The End of the World Wide Web as We Know It
Web 2.0 changed everything. With greater ease, more attractive pricing, and higher quality than ever, consumers became equipped to produce their own content. The digitization of everything from cameras to cost-effective storage made every user a potential cinematographer, paparazzo, or artist. Further, always-on broadband networks delivering speeds once reserved for the enterprise power user and available at mass-market pricing fanned the flames of growth. For the first time, consumers were given a voice. And that voice would be heard. Without making professionally generated media extinct, usergenerated content created a new forum of expression. Blogging, podcasting, social networking, texting, and crowdcasting all changed the landscape from a one-way communication aimed at the masses to a two-way conversation of millions. The proliferation of content produced and consumed would spawn a new generation of bandwidth-insatiable “Millennials,” who would literally grow up in this online, immersive world.

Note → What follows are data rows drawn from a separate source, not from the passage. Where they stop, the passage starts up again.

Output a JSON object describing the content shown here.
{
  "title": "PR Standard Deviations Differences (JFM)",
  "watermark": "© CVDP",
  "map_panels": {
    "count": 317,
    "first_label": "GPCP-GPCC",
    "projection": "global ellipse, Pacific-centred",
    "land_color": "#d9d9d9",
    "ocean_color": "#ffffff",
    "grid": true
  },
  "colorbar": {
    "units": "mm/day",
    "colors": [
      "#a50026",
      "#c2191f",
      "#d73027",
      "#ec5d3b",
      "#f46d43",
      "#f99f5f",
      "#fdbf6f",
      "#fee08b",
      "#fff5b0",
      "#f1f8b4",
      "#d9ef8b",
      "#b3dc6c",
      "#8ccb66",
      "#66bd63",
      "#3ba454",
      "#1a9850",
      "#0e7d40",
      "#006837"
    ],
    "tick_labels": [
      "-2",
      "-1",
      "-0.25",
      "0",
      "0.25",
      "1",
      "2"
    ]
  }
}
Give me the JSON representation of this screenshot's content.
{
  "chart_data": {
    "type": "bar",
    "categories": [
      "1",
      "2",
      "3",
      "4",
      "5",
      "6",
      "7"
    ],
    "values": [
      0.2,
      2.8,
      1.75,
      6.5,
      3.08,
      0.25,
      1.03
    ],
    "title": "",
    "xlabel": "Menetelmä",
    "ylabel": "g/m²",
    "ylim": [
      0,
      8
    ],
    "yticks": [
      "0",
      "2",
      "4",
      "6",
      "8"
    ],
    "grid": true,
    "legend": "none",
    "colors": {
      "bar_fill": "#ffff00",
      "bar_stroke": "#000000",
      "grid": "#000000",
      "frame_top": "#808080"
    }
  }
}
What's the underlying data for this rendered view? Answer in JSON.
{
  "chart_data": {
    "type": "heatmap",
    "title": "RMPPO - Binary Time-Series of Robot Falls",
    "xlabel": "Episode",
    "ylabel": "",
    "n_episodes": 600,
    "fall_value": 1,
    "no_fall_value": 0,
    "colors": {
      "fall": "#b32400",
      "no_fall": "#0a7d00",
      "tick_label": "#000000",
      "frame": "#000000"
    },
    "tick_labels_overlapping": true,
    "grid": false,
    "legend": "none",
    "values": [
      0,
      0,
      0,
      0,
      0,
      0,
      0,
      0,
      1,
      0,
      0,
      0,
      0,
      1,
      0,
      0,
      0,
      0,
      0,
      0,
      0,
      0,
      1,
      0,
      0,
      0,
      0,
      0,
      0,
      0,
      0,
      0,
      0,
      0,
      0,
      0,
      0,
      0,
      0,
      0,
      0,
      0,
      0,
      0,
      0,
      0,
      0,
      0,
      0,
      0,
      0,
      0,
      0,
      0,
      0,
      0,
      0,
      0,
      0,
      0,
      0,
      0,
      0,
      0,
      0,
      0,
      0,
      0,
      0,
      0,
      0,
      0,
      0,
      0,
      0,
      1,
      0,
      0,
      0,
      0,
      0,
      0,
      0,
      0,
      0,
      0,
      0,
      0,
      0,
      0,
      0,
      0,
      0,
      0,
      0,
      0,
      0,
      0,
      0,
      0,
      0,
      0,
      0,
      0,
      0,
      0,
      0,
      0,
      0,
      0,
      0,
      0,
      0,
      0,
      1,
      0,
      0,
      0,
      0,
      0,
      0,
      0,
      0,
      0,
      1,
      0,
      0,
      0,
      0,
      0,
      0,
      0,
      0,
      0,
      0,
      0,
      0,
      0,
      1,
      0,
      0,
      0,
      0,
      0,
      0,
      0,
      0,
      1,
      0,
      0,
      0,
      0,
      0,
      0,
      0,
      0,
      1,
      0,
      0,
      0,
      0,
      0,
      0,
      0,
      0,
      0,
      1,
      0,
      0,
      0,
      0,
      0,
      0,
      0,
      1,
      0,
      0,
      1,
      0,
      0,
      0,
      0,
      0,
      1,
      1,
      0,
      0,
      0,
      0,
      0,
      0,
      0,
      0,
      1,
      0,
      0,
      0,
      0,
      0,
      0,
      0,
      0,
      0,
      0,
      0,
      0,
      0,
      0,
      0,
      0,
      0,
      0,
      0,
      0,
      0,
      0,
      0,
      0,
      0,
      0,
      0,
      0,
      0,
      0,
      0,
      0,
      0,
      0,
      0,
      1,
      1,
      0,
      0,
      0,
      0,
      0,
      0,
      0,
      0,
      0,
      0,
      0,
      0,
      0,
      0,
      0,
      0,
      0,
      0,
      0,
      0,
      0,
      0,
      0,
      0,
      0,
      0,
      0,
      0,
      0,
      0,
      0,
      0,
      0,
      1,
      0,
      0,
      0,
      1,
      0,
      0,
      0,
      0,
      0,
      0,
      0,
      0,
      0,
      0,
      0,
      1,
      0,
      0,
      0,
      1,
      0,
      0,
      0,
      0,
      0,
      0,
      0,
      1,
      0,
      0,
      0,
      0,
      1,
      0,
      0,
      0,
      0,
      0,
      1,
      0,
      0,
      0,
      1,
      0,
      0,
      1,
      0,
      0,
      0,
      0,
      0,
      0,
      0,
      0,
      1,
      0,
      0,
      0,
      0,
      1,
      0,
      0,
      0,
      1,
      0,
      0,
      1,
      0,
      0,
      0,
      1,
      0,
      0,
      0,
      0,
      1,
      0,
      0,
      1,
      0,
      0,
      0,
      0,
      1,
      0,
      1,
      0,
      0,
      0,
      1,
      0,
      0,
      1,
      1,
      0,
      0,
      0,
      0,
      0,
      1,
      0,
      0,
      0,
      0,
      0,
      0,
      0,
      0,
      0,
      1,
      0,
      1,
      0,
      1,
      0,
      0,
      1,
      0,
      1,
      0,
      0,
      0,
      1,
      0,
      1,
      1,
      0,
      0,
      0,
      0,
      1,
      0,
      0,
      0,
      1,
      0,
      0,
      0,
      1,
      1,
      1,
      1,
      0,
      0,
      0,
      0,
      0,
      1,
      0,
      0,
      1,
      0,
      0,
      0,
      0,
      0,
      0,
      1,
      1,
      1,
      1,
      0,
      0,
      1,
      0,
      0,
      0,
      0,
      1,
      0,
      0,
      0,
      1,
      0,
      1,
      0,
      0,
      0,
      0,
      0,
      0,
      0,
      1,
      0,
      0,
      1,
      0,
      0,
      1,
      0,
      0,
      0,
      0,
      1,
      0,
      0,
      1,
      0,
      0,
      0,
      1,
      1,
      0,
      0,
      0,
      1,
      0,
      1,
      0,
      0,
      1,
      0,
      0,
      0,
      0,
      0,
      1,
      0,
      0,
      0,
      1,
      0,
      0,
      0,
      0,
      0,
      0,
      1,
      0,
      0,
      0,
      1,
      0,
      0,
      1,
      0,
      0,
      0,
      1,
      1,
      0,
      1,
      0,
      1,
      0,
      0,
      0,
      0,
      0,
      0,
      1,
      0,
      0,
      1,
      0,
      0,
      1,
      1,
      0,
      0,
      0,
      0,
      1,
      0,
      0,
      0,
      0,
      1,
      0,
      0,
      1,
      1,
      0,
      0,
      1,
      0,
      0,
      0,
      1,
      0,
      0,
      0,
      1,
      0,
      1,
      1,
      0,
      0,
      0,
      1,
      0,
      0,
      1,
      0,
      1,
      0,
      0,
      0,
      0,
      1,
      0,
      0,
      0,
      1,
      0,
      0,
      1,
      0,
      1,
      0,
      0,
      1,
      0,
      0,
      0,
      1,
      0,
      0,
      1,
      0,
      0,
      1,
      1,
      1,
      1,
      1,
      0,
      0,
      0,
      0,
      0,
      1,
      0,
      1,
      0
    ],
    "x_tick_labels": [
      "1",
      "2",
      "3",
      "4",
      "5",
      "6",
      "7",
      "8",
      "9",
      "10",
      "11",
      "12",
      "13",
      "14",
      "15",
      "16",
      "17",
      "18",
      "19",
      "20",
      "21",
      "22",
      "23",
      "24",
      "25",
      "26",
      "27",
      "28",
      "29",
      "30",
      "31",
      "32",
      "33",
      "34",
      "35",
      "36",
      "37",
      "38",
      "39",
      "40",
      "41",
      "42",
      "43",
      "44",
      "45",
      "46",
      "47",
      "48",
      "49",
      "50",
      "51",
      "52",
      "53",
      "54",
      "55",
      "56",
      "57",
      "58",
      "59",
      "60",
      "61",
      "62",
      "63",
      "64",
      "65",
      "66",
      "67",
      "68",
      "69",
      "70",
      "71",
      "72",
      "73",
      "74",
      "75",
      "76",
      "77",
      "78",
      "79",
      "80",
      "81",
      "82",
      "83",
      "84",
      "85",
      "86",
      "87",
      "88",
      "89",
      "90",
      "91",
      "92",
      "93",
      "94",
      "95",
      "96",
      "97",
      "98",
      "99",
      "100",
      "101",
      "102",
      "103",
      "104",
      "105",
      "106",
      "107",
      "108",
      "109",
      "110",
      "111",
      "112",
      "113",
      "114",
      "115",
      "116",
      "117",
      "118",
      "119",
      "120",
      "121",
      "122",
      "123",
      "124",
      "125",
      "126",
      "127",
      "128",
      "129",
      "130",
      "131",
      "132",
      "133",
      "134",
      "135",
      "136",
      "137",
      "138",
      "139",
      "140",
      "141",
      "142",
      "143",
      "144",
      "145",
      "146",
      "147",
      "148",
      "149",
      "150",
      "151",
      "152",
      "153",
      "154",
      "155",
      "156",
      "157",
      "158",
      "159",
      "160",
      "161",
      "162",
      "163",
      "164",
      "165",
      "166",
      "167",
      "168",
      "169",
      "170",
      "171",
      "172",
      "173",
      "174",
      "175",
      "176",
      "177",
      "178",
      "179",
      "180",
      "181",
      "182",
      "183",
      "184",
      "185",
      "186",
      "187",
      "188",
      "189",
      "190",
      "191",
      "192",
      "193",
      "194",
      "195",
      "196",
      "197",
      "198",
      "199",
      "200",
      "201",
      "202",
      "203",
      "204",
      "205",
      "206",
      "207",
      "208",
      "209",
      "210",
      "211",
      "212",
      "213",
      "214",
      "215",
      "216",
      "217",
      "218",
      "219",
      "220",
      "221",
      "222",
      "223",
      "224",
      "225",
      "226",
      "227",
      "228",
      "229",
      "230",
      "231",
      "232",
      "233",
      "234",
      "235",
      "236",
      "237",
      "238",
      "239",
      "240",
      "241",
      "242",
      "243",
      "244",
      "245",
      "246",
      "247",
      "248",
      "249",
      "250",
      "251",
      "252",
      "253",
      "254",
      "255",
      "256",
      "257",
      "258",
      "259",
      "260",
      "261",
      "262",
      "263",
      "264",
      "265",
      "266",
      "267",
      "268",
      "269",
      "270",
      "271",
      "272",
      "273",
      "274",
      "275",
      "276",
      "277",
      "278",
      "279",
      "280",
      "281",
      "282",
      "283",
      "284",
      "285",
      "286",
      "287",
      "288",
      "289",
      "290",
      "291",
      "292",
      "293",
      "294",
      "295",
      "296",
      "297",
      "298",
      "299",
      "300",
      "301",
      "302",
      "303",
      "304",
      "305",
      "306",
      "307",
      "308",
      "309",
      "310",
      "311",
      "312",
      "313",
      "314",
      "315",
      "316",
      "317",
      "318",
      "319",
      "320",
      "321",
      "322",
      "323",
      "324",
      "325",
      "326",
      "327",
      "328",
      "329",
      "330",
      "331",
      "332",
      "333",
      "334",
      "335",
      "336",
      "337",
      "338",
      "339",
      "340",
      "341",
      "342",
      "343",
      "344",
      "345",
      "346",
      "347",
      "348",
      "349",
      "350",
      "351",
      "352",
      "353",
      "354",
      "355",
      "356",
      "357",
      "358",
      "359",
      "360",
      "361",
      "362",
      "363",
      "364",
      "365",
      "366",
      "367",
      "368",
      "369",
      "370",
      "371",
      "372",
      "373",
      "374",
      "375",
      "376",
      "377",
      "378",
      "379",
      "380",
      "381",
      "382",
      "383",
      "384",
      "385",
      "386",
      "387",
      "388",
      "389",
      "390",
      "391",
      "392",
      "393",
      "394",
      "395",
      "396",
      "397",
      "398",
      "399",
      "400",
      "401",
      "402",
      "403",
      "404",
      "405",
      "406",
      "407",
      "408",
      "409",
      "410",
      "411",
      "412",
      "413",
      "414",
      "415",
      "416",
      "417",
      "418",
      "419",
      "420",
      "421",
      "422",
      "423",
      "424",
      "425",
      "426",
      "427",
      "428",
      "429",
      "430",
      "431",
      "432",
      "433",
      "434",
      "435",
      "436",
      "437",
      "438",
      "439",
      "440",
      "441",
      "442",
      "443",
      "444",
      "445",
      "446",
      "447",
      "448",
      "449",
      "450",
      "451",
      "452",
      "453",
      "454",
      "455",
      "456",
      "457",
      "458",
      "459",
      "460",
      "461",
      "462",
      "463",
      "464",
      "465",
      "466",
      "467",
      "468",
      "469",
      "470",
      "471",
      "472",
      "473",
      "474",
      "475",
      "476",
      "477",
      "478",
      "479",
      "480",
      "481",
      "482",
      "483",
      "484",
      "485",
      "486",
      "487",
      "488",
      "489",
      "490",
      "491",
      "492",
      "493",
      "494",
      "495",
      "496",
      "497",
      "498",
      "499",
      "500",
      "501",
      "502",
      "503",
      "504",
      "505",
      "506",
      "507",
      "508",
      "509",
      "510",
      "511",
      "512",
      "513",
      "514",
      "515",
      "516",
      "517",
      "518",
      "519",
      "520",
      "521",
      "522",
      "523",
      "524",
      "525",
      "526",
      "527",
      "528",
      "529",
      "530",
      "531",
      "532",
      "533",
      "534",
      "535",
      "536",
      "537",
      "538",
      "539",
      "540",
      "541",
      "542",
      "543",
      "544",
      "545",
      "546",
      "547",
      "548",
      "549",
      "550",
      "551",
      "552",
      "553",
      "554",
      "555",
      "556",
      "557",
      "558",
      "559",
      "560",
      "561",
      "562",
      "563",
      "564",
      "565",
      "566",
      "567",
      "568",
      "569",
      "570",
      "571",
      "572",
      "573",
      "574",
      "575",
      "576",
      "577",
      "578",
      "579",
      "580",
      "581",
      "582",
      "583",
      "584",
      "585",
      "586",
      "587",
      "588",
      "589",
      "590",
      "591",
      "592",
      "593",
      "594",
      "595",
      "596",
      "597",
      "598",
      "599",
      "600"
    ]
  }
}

This book seeks to understand the new business models enabled through a 2.0 world, where the consumer remains in control of his experience, a developer community benefits from enhanced capabilities, and service providers monetize their investments to fuel future innovation. It does so with a scientific approach, based on extensive research commissioned by Alcatel-Lucent and conducted by Penn Schoen Berland, across thousands of consumers, enterprises, commercial developers, and advertisers to assess their unique worldview and willingness to pay for smart network capabilities as they look through the 2.0 lens. Further, since research provides directional and strategic insights, but can be more limited in precisely predicting the future, we will incorporate market examples that lend additional support.